If a man has taken a woman in marriage, but she does not win his favour because he finds something offensive in her, and he writes her a certificate of divorce, gives it to her, and dismisses her, and if after leaving his house she goes off to become the wife of another man, and this second husband turns against her and writes her a certificate of divorce, gives it to her, and dismisses her, or dies after making her his wife, then her first husband who had dismissed her is not free to her to be his wife again; for him she has become unclean.  This would be abominable to the LORD, and you must not bring sin upon the land which the LORD your God is giving you as your holding.

According to the Law of Moses, only a man could initiate a divorce (on grounds of “something offensive,” which is to say, usually adultery), but, if he did, he had to grant his ex-wife a certificate of divorce so that she could remarry.  This was for the woman’s protection, for society was strongly patriarchal and women were generally economically dependent on men.  The playing field was uneven, with women having fewer rights than men.  A woman could ask for a divorce, but only a man could grant it.

Schools of thought differed on what constituted “something offensive” in the wife.  Adultery was certainly offensive, but some interpreted this condition to apply even to spoiling a dish of food or speaking disrespectfully of in-laws.  Consequently, many men divorced their wives for trivial reasons and place these women at great economic peril.  So Jesus condemned this practice and affirmed the value of women.  Females, he said, are people to cherish; they are things to throw away casually.

This is an apt setting in which to consider New England Puritan family law.  Puritans have a reputation as very strict and humorless people.  I know that they hanged falsely convicted women as witches and crushed an innocent man to death while trying to convince him to confess to being a warlock in 1692-1693, but Puritan family law was more favorable to women than some might guess.  Puritans believed that marriage exists for the sake of the family, and were sufficiently realistic to understand that preservation of the family requires divorce in some cases.  Professor Edmund Morgan, in The Puritan Family (Second Edition, 1966), wrote, “The grounds for divorce, as revealed by the statement of the ministers, were adultery, desertion, and absence for a length of time to be determined by the civil government.”  (page 36)  Wives sued successfully for divorce from husbands who had abandoned them.  (page 37)  Other legally valid causes of divorce were “natural capacities, and insufficiencies,” bigamy, and incest.  (page 35)  In addition, civil law forbade married men and women to strike each other, and courts enforced this rule.  (page 39)  In brief, lawful divorce flowed from one party disregarding a fundamental duty of marriage, as Puritans defined such matters.  The fundamental duties were  “peaceful cohabitation, sexual union and faithfulness, and economic support of the wife by the husband.”  (pages 41-42) The innocent party in the divorce proceeding was free to remarry.  (page 37) These laws treated women like people, not objects.

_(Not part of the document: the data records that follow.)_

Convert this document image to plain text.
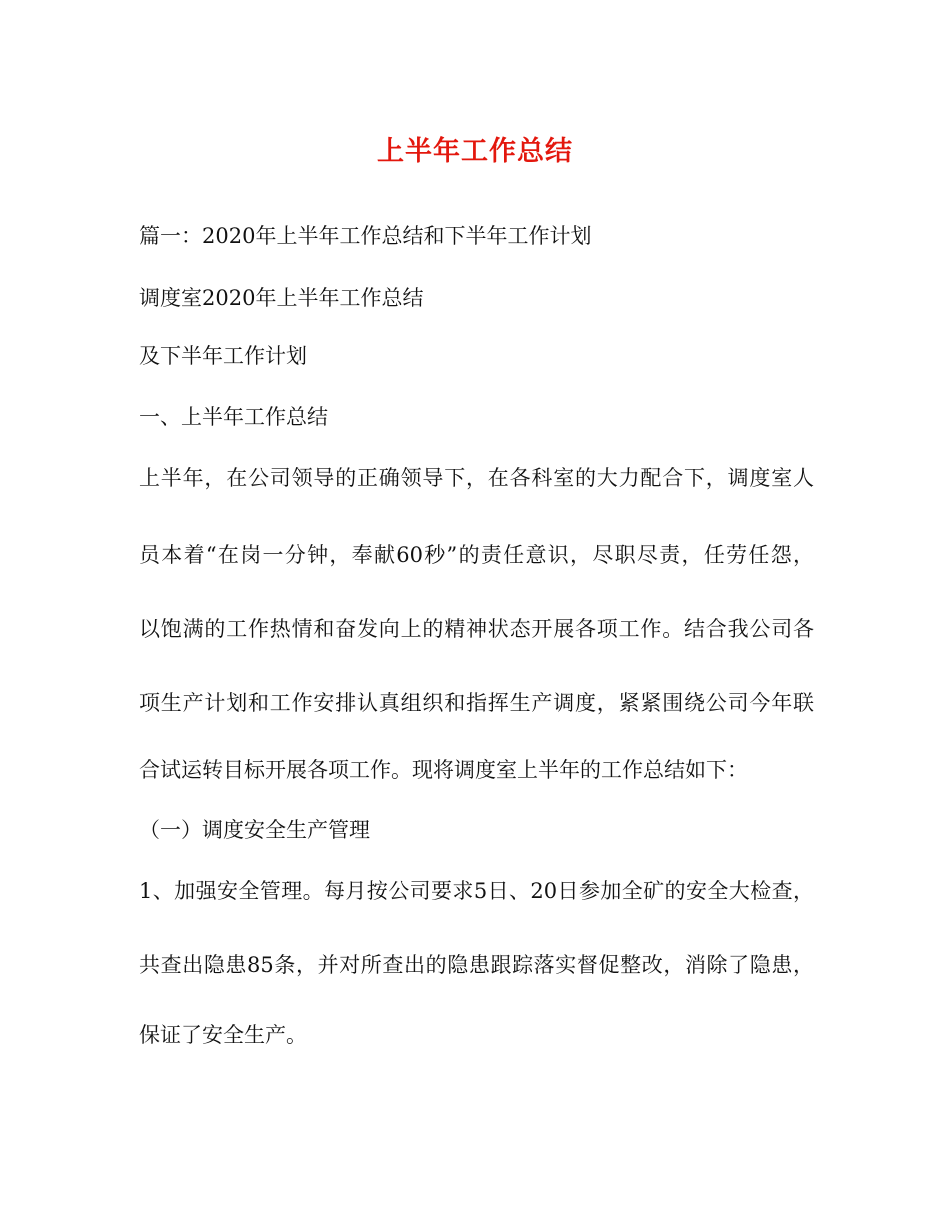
上半年工作总结
篇一：2020年上半年工作总结和下半年工作计划
调度室2020年上半年工作总结
及下半年工作计划
一、上半年工作总结
上半年，在公司领导的正确领导下，在各科室的大力配合下，调度室人
员本着“在岗一分钟，奉献60秒”的责任意识，尽职尽责，任劳任怨，
以饱满的工作热情和奋发向上的精神状态开展各项工作。结合我公司各
项生产计划和工作安排认真组织和指挥生产调度，紧紧围绕公司今年联
合试运转目标开展各项工作。现将调度室上半年的工作总结如下：
（一）调度安全生产管理
1、加强安全管理。每月按公司要求5日、20日参加全矿的安全大检查，
共查出隐患85条，并对所查出的隐患跟踪落实督促整改，消除了隐患，
保证了安全生产。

I know of a United Methodist clergywoman who divorced her first husband on the grounds of attempted murder.  Would any reasonable person deny her that divorce?

There are two parts of the law:  the letter and the spirit.  Clever legalists know how to manipulate the letter of the law to benefit themselves while violating the spirit of the law.  But let us honor the spirit of the law.  Let us respect one another and treat each other as human beings with dignity, people nobody has the right to throw away casually and place at undue risk.